Opiumproductie gaat van Azië naar Andes
Tijdens een drugsvangst in het regenwoud van Peru werden vorig weekend opnieuw opiumderivaten aangetroffen. De Peruviaanse politie heeft de bijhorende papaverplantage vooralsnog niet kunnen lokaliseren. Maar het lijkt erop dat in het regenwoud van Peru, Colombia, Bolivia en ook Ecuador naast coca (de grondstof voor cocaïne) steeds meer papaver (de basis voor heroïne) wordt verbouwd. Door het terugdringen van de opiumproductie in Pakistan is er een gat in de markt ontstaan, waar Zuid-Amerikaanse drugshandelaars gretig op inspringen.
In de jungle van Monzón, op 300 kilometer te noordoosten van Lima, nam de politie vorig weekend 480 gram morfine in beslag. Drugsvangsten zijn doorgaans geen nieuws in Peru, maar deze keer ging het niet om cocaïne. De politie beschouwt de vondst als een teken dat de drugshandelaars in hun land zich beginnen toe te leggen op opium-derivaten als morfine en heroïne. Morfine is het eerste derivaat van opium, dat gewonnen wordt uit het sap van de Papaver somniferum. Door een chemisch proces kan morfine worden omgezet in heroïne. Dotad, de antidrugseenheid van de Peruaanse politie, deed de ontdekking in een laboratorium waarin cocapasta werd omgezet in cocaïne. Naast 50 kilo cocapulp trof de politie er een zakje donkerbruine, korrelige morfine aan. De speurtochten naar papavervelden in de buurt leverde tot dusver niets op. Volgens Dotad kunnen die tientallen kilometers verderop in de jungle liggen.
Het is niet de eerste keer dat er opium(derivaten) worden aangetroffen in de Andes. In de noordelijke provincies San Ignacio en Rodríguez de Mendoza en in de centrale provincie Tingo María werden eerder al experimentele papavervelden aangetroffen. In juni ontdekt Dotad een 60 hectare groot papaverveld. Dotad gelooft dat drugshandelaars de papaverzaden uit Pakistan hebben ingevoerd in Peru en Bolivia. „Ze delen de zaden tegen betaling uit aan boeren in een aantal valleien met een tropisch klimaat om uit te zoeken of het gewas levensvatbaar is," zegt drugsexpert Raúl Serrano. De zaden en de opium worden verscheept langs de rivier de Putumayo, langs dezelfde smokkelroutes als voor cocaïne. Het lijkt er dus sterk op dat de opiumproductie verschuift van Azië naar Zuid-Amerika.

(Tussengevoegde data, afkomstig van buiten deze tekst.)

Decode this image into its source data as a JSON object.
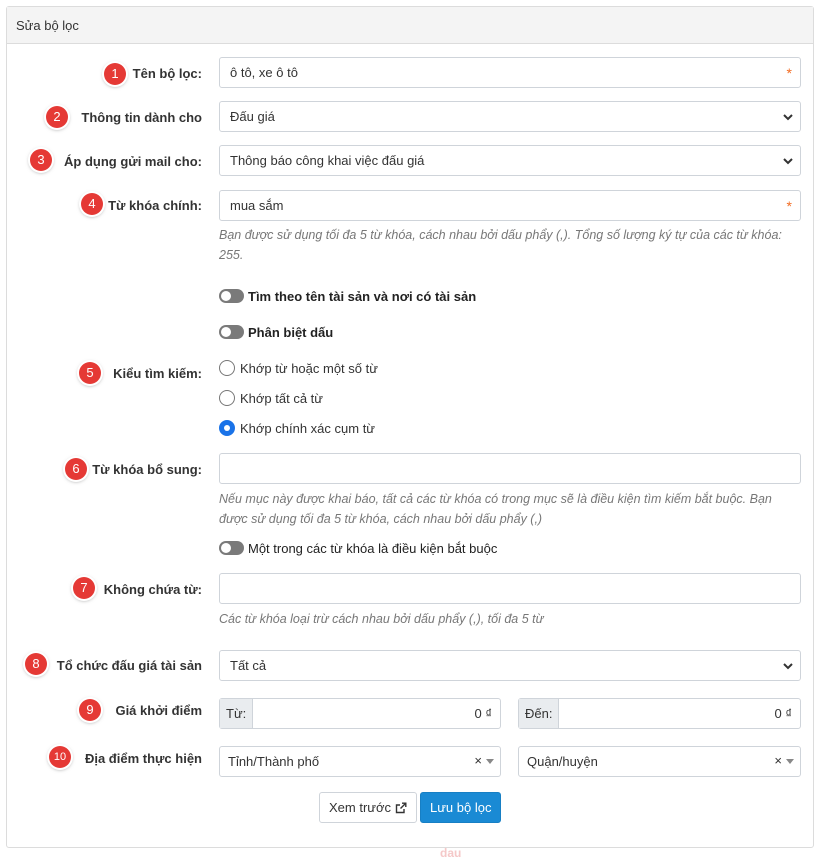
{
  "panel": {
    "title": "Sửa bộ lọc"
  },
  "fields": {
    "ten_bo_loc": {
      "badge": "1",
      "label": "Tên bộ lọc:",
      "value": "ô tô, xe ô tô",
      "required": "*"
    },
    "thong_tin": {
      "badge": "2",
      "label": "Thông tin dành cho",
      "value": "Đấu giá"
    },
    "gui_mail": {
      "badge": "3",
      "label": "Áp dụng gửi mail cho:",
      "value": "Thông báo công khai việc đấu giá"
    },
    "tu_khoa_chinh": {
      "badge": "4",
      "label": "Từ khóa chính:",
      "value": "mua sắm",
      "required": "*",
      "help": "Bạn được sử dụng tối đa 5 từ khóa, cách nhau bởi dấu phẩy (,). Tổng số lượng ký tự của các từ khóa: 255."
    },
    "toggles": [
      {
        "label": "Tìm theo tên tài sản và nơi có tài sản",
        "on": false
      },
      {
        "label": "Phân biệt dấu",
        "on": false
      }
    ],
    "kieu_tim_kiem": {
      "badge": "5",
      "label": "Kiểu tìm kiếm:",
      "options": [
        {
          "label": "Khớp từ hoặc một số từ",
          "checked": false
        },
        {
          "label": "Khớp tất cả từ",
          "checked": false
        },
        {
          "label": "Khớp chính xác cụm từ",
          "checked": true
        }
      ]
    },
    "tu_khoa_bo_sung": {
      "badge": "6",
      "label": "Từ khóa bổ sung:",
      "value": "",
      "help": "Nếu mục này được khai báo, tất cả các từ khóa có trong mục sẽ là điều kiện tìm kiếm bắt buộc. Bạn được sử dụng tối đa 5 từ khóa, cách nhau bởi dấu phẩy (,)",
      "toggle_label": "Một trong các từ khóa là điều kiện bắt buộc"
    },
    "khong_chua_tu": {
      "badge": "7",
      "label": "Không chứa từ:",
      "value": "",
      "help": "Các từ khóa loại trừ cách nhau bởi dấu phẩy (,), tối đa 5 từ"
    },
    "to_chuc": {
      "badge": "8",
      "label": "Tổ chức đấu giá tài sản",
      "value": "Tất cả"
    },
    "gia_khoi_diem": {
      "badge": "9",
      "label": "Giá khởi điểm",
      "from_label": "Từ:",
      "from_value": "0 ₫",
      "to_label": "Đến:",
      "to_value": "0 ₫"
    },
    "dia_diem": {
      "badge": "10",
      "label": "Địa điểm thực hiện",
      "province": "Tỉnh/Thành phố",
      "district": "Quận/huyện",
      "clear": "×"
    }
  },
  "buttons": {
    "preview": "Xem trước",
    "save": "Lưu bộ lọc"
  },
  "watermark": "dau"
}
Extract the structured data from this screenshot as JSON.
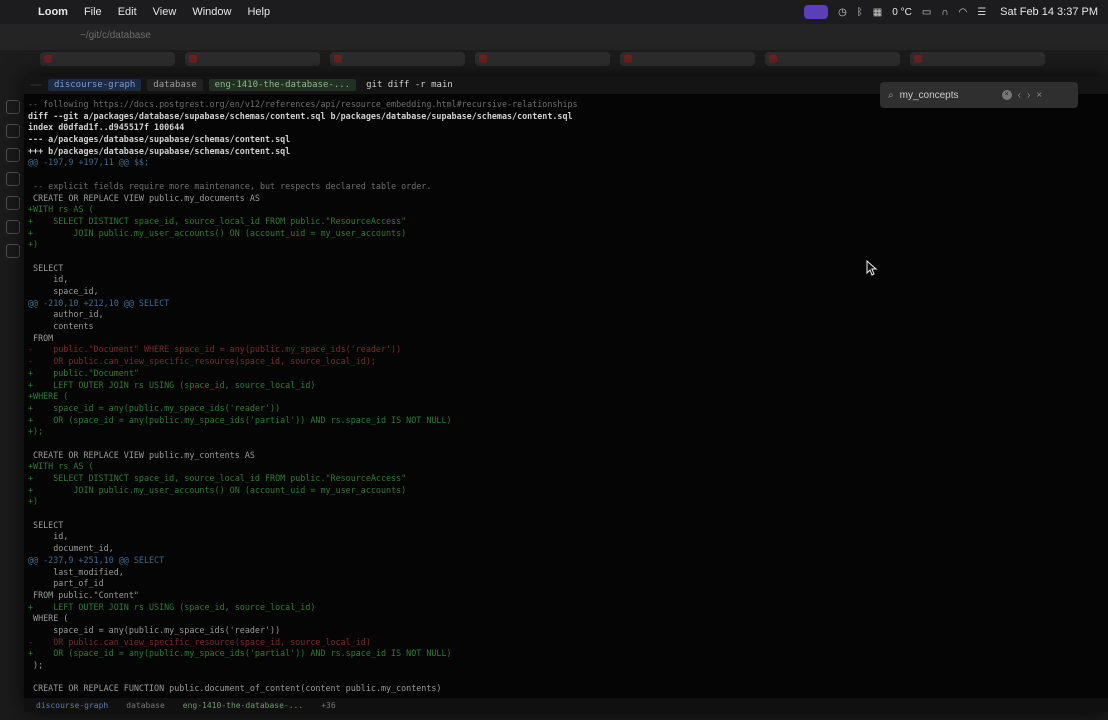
{
  "menubar": {
    "items": [
      "Loom",
      "File",
      "Edit",
      "View",
      "Window",
      "Help"
    ],
    "temperature": "0 °C",
    "clock": "Sat Feb 14  3:37 PM"
  },
  "browser": {
    "address": "~/git/c/database"
  },
  "terminal": {
    "prompt": {
      "dir": "discourse-graph",
      "sub": "database",
      "branch": "eng-1410-the-database-...",
      "git_cmd": "git diff -r main"
    },
    "lines": [
      {
        "cls": "cm",
        "text": "-- following https://docs.postgrest.org/en/v12/references/api/resource_embedding.html#recursive-relationships"
      },
      {
        "cls": "hdr",
        "text": "diff --git a/packages/database/supabase/schemas/content.sql b/packages/database/supabase/schemas/content.sql"
      },
      {
        "cls": "hdr",
        "text": "index d0dfad1f..d945517f 100644"
      },
      {
        "cls": "hdr",
        "text": "--- a/packages/database/supabase/schemas/content.sql"
      },
      {
        "cls": "hdr",
        "text": "+++ b/packages/database/supabase/schemas/content.sql"
      },
      {
        "cls": "hunk",
        "text": "@@ -197,9 +197,11 @@ $$;"
      },
      {
        "cls": "ctx",
        "text": ""
      },
      {
        "cls": "cm",
        "text": " -- explicit fields require more maintenance, but respects declared table order."
      },
      {
        "cls": "ctx",
        "text": " CREATE OR REPLACE VIEW public.my_documents AS"
      },
      {
        "cls": "add",
        "text": "+WITH rs AS ("
      },
      {
        "cls": "add",
        "text": "+    SELECT DISTINCT space_id, source_local_id FROM public.\"ResourceAccess\""
      },
      {
        "cls": "add",
        "text": "+        JOIN public.my_user_accounts() ON (account_uid = my_user_accounts)"
      },
      {
        "cls": "add",
        "text": "+)"
      },
      {
        "cls": "ctx",
        "text": " "
      },
      {
        "cls": "ctx",
        "text": " SELECT"
      },
      {
        "cls": "ctx",
        "text": "     id,"
      },
      {
        "cls": "ctx",
        "text": "     space_id,"
      },
      {
        "cls": "hunk",
        "text": "@@ -210,10 +212,10 @@ SELECT"
      },
      {
        "cls": "ctx",
        "text": "     author_id,"
      },
      {
        "cls": "ctx",
        "text": "     contents"
      },
      {
        "cls": "ctx",
        "text": " FROM"
      },
      {
        "cls": "del",
        "text": "-    public.\"Document\" WHERE space_id = any(public.my_space_ids('reader'))"
      },
      {
        "cls": "del",
        "text": "-    OR public.can_view_specific_resource(space_id, source_local_id);"
      },
      {
        "cls": "add",
        "text": "+    public.\"Document\""
      },
      {
        "cls": "add",
        "text": "+    LEFT OUTER JOIN rs USING (space_id, source_local_id)"
      },
      {
        "cls": "add",
        "text": "+WHERE ("
      },
      {
        "cls": "add",
        "text": "+    space_id = any(public.my_space_ids('reader'))"
      },
      {
        "cls": "add",
        "text": "+    OR (space_id = any(public.my_space_ids('partial')) AND rs.space_id IS NOT NULL)"
      },
      {
        "cls": "add",
        "text": "+);"
      },
      {
        "cls": "ctx",
        "text": ""
      },
      {
        "cls": "ctx",
        "text": " CREATE OR REPLACE VIEW public.my_contents AS"
      },
      {
        "cls": "add",
        "text": "+WITH rs AS ("
      },
      {
        "cls": "add",
        "text": "+    SELECT DISTINCT space_id, source_local_id FROM public.\"ResourceAccess\""
      },
      {
        "cls": "add",
        "text": "+        JOIN public.my_user_accounts() ON (account_uid = my_user_accounts)"
      },
      {
        "cls": "add",
        "text": "+)"
      },
      {
        "cls": "ctx",
        "text": " "
      },
      {
        "cls": "ctx",
        "text": " SELECT"
      },
      {
        "cls": "ctx",
        "text": "     id,"
      },
      {
        "cls": "ctx",
        "text": "     document_id,"
      },
      {
        "cls": "hunk",
        "text": "@@ -237,9 +251,10 @@ SELECT"
      },
      {
        "cls": "ctx",
        "text": "     last_modified,"
      },
      {
        "cls": "ctx",
        "text": "     part_of_id"
      },
      {
        "cls": "ctx",
        "text": " FROM public.\"Content\""
      },
      {
        "cls": "add",
        "text": "+    LEFT OUTER JOIN rs USING (space_id, source_local_id)"
      },
      {
        "cls": "ctx",
        "text": " WHERE ("
      },
      {
        "cls": "ctx",
        "text": "     space_id = any(public.my_space_ids('reader'))"
      },
      {
        "cls": "del",
        "text": "-    OR public.can_view_specific_resource(space_id, source_local_id)"
      },
      {
        "cls": "add",
        "text": "+    OR (space_id = any(public.my_space_ids('partial')) AND rs.space_id IS NOT NULL)"
      },
      {
        "cls": "ctx",
        "text": " );"
      },
      {
        "cls": "ctx",
        "text": ""
      },
      {
        "cls": "ctx",
        "text": " CREATE OR REPLACE FUNCTION public.document_of_content(content public.my_contents)"
      }
    ]
  },
  "find": {
    "query": "my_concepts"
  },
  "statusbar": {
    "dir": "discourse-graph",
    "sub": "database",
    "branch": "eng-1410-the-database-...",
    "count": "+36"
  },
  "colors": {
    "accent": "#5b3fb8",
    "add": "#2f7a33",
    "del": "#7a2a2a",
    "hunk": "#3c6b8a"
  }
}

Papaver en opiumderivaten worden traditioneel geproduceerd in landen als Pakistan, Birma (Myanmar), Iran en Thailand – in die volgorde. Pakistan was in de jaren '80 goed voor 70 procent van de wereldwijde opiumproductie. Volgens het Werelddrugsrapport 2000 van de Verenigde Naties was Pakistan in het jaar 2000 bijna opiumvrij. De strijd tegen de opiumproductie wierp in Pakistan zijn vruchten af, maar de vraag naar heroïne en opium bleef bestaan. De nieuwe leiders inzake opiumproductie in Azië zijn Birma en Afghanistan. Samen waren ze in 2000 goed voor 90 procent van de opiumproductie in de wereld. Dankzij volgehouden inspanningen om de handelslijnen door te knippen en door stimulering van alternatieve gewassen slaagde ook Peru –vanouds 's werelds grootste cocaproducent– erin om tussen 1992 en 1999 de cocaproductie terug te dringen met 50 procent.
Peru is ondertussen van de eerste naar de tweede plaats gezakt op de lijst van grootste cocaproducenten. Naar schatting is er nu 35.000 hectare cocaplantage in de Peruaanse jungle. In 1999 waarschuwde het Amerikaanse Drug Enforcement Agency (DEA) er echter al voor dat de Colombiaanse drugsbaronnen plannen maakten om het gat in de markt te vullen en hun zaakjes uit te breiden naar heroïneproductie. Ook andere Andeslanden springen nu op de opiumkar. De Zuid-Amerikaanse kartels kunnen hun netwerk voor de smokkel en de marketing van cocaïne in de VS en Europa gemakkelijk inschakelen voor de handel in heroïne.